Others
Some languages have even more grammatical voices. For example, Classical Mongolian features five voices: active, passive, causative, reciprocal, and cooperative.
The antipassive voice deletes or demotes the object of transitive verbs, and promotes the actor to an intransitive subject. This voice is very common among ergative–absolutive languages (which may feature passive voices as well), but also occurs among nominative–accusative languages.

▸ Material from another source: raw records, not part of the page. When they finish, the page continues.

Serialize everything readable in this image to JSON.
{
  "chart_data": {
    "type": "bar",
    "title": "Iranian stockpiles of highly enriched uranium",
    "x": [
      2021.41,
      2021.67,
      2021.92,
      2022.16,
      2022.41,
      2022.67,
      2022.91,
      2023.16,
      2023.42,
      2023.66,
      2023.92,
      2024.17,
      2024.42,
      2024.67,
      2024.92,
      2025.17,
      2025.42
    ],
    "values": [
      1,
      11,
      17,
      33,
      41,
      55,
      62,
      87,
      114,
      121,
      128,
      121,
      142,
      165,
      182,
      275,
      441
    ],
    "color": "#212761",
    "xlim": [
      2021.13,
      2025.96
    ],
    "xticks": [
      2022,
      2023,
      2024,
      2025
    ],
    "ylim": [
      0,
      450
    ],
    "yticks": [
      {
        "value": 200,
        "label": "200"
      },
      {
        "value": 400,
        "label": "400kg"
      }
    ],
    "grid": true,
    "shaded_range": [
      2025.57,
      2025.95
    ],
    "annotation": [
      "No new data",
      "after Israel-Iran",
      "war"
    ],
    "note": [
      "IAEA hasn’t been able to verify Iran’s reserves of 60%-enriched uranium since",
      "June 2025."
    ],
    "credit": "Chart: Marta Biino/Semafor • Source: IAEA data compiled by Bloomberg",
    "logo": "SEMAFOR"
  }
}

There are also constructions in some languages that appear to change the valence of a verb, but in fact do not. So called hierarchical or inversion languages are of this sort. Their agreement system will be sensitive to an external person or animacy hierarchy (or a combination of both): 1 > 2 > 3 or Anim > Inan and so forth. E.g., in Meskwaki (an Algonquian language), verbs inflect for both subject and object, but agreement markers do not have inherent values for these. Rather, a third marker, the direct or inverse marker, indicates the proper interpretation: ne-wa:pam-e:-w-a "I am looking at him", but ne-wa:pam-ekw-w-a "He is looking at me". Some scholars (notably Rhodes) have analyzed this as a kind of obligatory passivization dependent on animacy, while others have claimed it is not a voice at all, but rather see inversion as another type of alignment, parallel to nominative–accusative, ergative–absolutive, split-S, and fluid-S alignments.